Section 6  Closure

Aerodynamic formulae published in model magazines often contain constants based on a standard atmosphere at sea level. In general the density and Reynolds number predicted using these constants will be too high for model aircraft flight.

If you live at any appreciable altitude above sea level, fly in the summer, and/or in humid air the predictions using sea level conditions can be significantly in error. If you want to make some approximate calculations and you don’t have the pressure, approximate it by the pressure in the standard atmosphere at your altitude but use the temperature you expect to fly at.
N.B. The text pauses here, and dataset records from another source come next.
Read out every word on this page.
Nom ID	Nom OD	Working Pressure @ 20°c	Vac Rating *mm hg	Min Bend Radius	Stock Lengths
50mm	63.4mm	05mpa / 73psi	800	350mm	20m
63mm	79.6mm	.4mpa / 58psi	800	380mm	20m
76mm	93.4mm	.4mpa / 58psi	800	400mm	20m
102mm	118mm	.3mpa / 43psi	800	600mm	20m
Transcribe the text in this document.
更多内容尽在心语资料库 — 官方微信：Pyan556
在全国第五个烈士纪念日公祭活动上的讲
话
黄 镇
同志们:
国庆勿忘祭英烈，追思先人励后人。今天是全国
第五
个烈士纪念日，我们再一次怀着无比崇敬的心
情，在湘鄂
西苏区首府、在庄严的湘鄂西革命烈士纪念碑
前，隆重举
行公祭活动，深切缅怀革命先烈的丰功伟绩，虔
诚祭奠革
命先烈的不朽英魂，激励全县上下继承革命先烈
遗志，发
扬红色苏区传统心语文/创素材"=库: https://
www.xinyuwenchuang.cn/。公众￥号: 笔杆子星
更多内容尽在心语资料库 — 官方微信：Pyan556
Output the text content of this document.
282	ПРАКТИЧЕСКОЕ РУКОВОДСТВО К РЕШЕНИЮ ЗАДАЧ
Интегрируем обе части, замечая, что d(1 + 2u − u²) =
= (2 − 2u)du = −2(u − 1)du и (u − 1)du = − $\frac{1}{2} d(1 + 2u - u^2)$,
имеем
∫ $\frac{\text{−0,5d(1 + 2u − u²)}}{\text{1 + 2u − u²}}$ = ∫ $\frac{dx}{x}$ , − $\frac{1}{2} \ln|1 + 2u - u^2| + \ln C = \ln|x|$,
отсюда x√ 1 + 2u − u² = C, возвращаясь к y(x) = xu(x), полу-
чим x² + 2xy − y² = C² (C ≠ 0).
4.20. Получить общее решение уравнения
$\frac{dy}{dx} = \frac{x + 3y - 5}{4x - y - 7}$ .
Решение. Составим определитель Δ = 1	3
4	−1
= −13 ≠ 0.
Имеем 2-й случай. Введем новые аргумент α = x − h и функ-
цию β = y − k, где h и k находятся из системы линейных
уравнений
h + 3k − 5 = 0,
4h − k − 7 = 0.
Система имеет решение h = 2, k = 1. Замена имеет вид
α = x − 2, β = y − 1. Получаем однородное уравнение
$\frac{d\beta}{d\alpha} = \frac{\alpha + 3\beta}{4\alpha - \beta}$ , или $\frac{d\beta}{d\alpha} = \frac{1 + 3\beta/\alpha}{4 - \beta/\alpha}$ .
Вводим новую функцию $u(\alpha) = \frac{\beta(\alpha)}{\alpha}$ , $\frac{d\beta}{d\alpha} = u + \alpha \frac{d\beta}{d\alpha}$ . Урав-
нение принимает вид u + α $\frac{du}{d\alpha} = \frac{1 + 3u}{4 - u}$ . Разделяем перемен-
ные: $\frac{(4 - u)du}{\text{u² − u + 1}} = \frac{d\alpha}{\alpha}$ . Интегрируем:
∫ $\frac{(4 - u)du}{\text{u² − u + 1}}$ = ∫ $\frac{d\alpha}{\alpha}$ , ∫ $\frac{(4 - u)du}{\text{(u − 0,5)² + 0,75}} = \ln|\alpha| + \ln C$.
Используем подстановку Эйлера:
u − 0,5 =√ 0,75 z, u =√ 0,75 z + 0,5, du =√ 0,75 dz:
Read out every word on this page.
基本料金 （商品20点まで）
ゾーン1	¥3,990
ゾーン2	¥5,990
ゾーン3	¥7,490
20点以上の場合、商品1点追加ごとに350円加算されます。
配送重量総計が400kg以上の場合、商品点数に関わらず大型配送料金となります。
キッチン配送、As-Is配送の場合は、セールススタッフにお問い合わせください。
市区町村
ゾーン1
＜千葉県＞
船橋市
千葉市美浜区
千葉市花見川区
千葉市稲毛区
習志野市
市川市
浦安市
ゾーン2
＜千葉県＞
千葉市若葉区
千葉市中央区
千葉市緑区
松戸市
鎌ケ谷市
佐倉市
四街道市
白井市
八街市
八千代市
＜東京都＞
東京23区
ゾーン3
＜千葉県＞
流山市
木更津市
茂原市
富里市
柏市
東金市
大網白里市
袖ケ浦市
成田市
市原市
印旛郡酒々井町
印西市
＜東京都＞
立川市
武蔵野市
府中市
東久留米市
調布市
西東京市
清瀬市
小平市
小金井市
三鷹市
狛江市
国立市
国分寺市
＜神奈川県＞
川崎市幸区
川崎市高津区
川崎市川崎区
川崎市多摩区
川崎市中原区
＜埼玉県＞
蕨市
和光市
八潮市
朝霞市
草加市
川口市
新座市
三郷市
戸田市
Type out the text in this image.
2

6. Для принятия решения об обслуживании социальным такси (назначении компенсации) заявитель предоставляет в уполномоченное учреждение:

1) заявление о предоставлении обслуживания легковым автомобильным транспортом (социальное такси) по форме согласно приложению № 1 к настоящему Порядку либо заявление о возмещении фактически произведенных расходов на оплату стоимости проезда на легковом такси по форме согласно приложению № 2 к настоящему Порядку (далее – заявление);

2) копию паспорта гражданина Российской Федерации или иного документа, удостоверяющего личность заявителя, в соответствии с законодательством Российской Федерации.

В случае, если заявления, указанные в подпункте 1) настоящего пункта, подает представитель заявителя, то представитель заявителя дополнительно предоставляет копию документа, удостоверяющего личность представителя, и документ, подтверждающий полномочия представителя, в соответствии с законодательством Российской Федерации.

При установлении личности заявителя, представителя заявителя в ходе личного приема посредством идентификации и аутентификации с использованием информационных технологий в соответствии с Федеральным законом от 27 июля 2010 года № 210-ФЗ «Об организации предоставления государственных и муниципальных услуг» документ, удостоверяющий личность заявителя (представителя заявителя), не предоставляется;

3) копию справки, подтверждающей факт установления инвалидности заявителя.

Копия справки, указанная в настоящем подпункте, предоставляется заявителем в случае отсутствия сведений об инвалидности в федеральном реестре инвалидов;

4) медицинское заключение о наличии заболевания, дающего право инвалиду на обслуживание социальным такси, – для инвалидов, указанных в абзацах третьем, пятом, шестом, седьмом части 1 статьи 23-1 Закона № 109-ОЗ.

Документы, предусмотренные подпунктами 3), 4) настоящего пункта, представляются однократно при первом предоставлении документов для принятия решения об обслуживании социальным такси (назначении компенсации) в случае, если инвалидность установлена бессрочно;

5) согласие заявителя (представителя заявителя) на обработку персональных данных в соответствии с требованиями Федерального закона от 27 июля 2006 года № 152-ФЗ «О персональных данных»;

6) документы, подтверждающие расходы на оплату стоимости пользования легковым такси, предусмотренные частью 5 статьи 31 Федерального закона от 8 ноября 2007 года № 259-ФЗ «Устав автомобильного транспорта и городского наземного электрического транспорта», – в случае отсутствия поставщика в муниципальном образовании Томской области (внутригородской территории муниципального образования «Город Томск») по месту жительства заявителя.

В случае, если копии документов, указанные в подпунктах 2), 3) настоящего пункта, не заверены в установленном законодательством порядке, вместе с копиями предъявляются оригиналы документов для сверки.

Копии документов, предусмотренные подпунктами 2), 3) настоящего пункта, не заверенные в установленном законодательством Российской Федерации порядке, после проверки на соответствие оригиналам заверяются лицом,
Try two other cases with the high/low percentage pressure variation.

Look at the graphs for dry air again and remember that humidity can reduce density by 1% or 2%. This reduction also applies directly to Reynolds number. Engine power - internal combustion engines at least - will be affected even more. If you fly electric powered aircraft the hit won’t be so bad.

If you like to look at numbers or use computers the program ATMO99 written for the Microsoft Windows(R) operating system, described in the section ATMO99 Computer Program may be of interest.

The Atmosphere you fly in plays an important part in the performance of your model, but even though high altitude degrades performance some models have gone far beyond the range of variables discussed here. Maynard Hill’s radio control model aircraft world record, set in 1970, is 26,900 feet. The outer edge of performance. You need a government lab to measure the altitude and to help see the model to fly it. Only model designing, building and flying skills, however, will help fly in the zero or sub zero temperatures and density at that altitude is only 42% of sea level standard. Even the free flight helicopter word record set in 1963 by Stefan Purice of Romania is 12,300 feet! You might like to guess how he did it.

Significant increases in altitude above the current record may not come this century not only because the because the cost and technical challenges are legion but also interest in setting a record when you can’t see your model fly is certainly low.

How hard it is might be realized by examining well-financed efforts of somewhat larger aircraft. For instance, consider the slightly amusing but, as Wayne would say, “Bogus and also sad”, experience of the 1.5 million dollar NASA Perseus project: Perseus, somewhere in size between a small man-carrying glider and a giant scale model, was called a “pathbreaking but controversial effort to use inexpensive robot aircraft ...” ( Los Angeles Times, December 4, 1994). although it was promised to fly to 98,000 feet, so far 35,000 feet is the actual achievement, but it broke apart in midair there and records require the aircraft to return. They shoulda asked Maynard for advice. (Meanwhile we need to redefine “inexpensive”). In terms of dollars per foot, Maynard Hill’s achievement, on view at the AMA museum, is all the more impressive.

Aside from world records, what would be interesting is to hear from modelers who fly in extreme conditions. I have flown in Yellowstone Park at 7000 feet (I lived there at the time and flew gliders. Not advisable for power models!). In Alaska, doing time in the Air Force during the Korean war, I gave up flying when winter really set in, but surely there are many who fly on under such daunting circumstances. Estimate the density altitude at your flying site during the climactic extremes of the year. If you fly very small models or use wind tunnel data, check the variation in R_e.